A way to resolve the issue of heteroskedastic errors we use robust standard errors, which by construction are wider(and thus more realistic) than the ones from the simple model.
## Autocorrelation
The residuals are correlated over time. Hence, autocorrelation is mostly relevant when working with times series or panel data. Autocorrelation typically leads to downward biased standard errors.
### Detection
- Look at the [scatterplot]{.underline} of the [residuals from t against]{.underline} those [from t-1]{.underline}.

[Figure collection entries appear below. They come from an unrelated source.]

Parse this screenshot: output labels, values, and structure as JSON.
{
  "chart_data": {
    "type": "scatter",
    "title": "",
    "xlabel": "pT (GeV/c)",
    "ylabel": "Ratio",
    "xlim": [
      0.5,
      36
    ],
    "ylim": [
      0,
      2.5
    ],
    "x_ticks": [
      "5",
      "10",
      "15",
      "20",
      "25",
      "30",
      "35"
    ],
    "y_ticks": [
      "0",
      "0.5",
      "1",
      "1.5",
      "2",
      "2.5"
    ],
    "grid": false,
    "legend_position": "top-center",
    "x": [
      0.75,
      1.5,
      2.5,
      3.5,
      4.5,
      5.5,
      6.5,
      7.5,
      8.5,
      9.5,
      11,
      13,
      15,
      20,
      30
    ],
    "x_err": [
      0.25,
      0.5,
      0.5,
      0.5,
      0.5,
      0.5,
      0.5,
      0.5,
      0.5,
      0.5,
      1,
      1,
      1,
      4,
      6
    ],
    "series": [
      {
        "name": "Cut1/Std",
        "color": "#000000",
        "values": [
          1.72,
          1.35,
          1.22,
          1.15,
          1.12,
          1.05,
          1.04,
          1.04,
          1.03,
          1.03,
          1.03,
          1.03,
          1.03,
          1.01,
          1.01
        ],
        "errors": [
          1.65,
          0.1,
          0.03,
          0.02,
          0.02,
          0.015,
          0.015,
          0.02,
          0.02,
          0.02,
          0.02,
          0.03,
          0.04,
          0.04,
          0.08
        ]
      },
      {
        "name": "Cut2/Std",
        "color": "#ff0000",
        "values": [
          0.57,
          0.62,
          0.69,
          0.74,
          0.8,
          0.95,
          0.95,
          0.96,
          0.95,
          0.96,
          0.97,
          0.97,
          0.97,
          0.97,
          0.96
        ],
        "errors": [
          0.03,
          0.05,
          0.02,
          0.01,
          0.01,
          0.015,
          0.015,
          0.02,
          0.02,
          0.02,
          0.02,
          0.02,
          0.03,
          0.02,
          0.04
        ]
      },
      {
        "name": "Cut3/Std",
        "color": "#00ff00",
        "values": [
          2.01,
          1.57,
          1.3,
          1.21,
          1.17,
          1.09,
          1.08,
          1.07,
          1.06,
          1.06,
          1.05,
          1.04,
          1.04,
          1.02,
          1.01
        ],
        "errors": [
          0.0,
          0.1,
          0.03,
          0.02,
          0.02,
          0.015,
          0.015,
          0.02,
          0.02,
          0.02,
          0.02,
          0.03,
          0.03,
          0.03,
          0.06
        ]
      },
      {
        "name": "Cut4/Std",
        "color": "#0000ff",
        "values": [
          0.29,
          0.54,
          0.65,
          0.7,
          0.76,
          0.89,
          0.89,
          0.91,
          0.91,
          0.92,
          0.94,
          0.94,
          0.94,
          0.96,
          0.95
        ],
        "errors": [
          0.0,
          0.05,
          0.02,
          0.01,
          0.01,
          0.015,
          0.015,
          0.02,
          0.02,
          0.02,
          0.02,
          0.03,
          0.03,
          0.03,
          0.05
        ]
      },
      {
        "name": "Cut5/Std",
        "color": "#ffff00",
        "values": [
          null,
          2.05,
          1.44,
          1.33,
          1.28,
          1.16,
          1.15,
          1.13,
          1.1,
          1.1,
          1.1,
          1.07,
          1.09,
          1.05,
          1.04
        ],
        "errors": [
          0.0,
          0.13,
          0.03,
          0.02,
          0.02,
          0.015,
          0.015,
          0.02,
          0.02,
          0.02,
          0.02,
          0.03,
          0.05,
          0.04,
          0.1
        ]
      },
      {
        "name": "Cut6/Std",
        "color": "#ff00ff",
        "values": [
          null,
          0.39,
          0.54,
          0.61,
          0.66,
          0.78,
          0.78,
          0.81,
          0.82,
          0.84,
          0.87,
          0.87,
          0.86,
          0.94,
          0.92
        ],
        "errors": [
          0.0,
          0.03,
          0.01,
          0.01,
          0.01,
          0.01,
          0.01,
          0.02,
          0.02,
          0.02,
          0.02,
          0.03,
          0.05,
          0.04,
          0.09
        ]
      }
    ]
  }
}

- [Durbin-Watson test]{.underline}: The test statistic is calculated as: d = $\sum ([u(t)-u(t-1)]^{2})/\sum([u(t)]^{2})$ where
d lies between 0 and 4 and we look up lower and upper d from the table.
### Solutions
- Mostly changing the model specification.
### Example
We consider the time-series data "solardat.csv"
```{r}
library(readr)
soldat <- read.csv("D:/data/Empirical Research/solardat.csv",sep=";")
head(soldat)
```
Let us run a linear model
```{r}
OLSsol = lm(CV_daily~PV_daily_MWh, dat=soldat)
summary(OLSsol)
```
Obtain residuals
```{r message=FALSE, warning=FALSE}
library(Hmisc)
soldat$solres= OLSsol$residuals
soldat$lagsolres = Lag(soldat$solres)
```
Generate the test statistic
```{r}
soldat$difres = (soldat$solres-soldat$lagsolres)^2
soldat$sqres = soldat$solres^2
dtest = sum(soldat$difres, na.rm=TRUE)/sum(soldat$sqres, na.rm=TRUE)
dtest
```
We use predefined function in R to perform the Durbin-Watson test
```{r}
library(car)
durbinWatsonTest(OLSsol)
```
A possible way to resolve the issue of autocorrelation is the following
```{r}
soldat$lagcv = Lag(soldat$CV_daily)
autoco = lm(CV_daily~PV_daily_MWh+lagcv,dat=soldat)
summary(autoco)
durbinWatsonTest(autoco)
```
As we can observe the autocorrelation is now not statistical significant.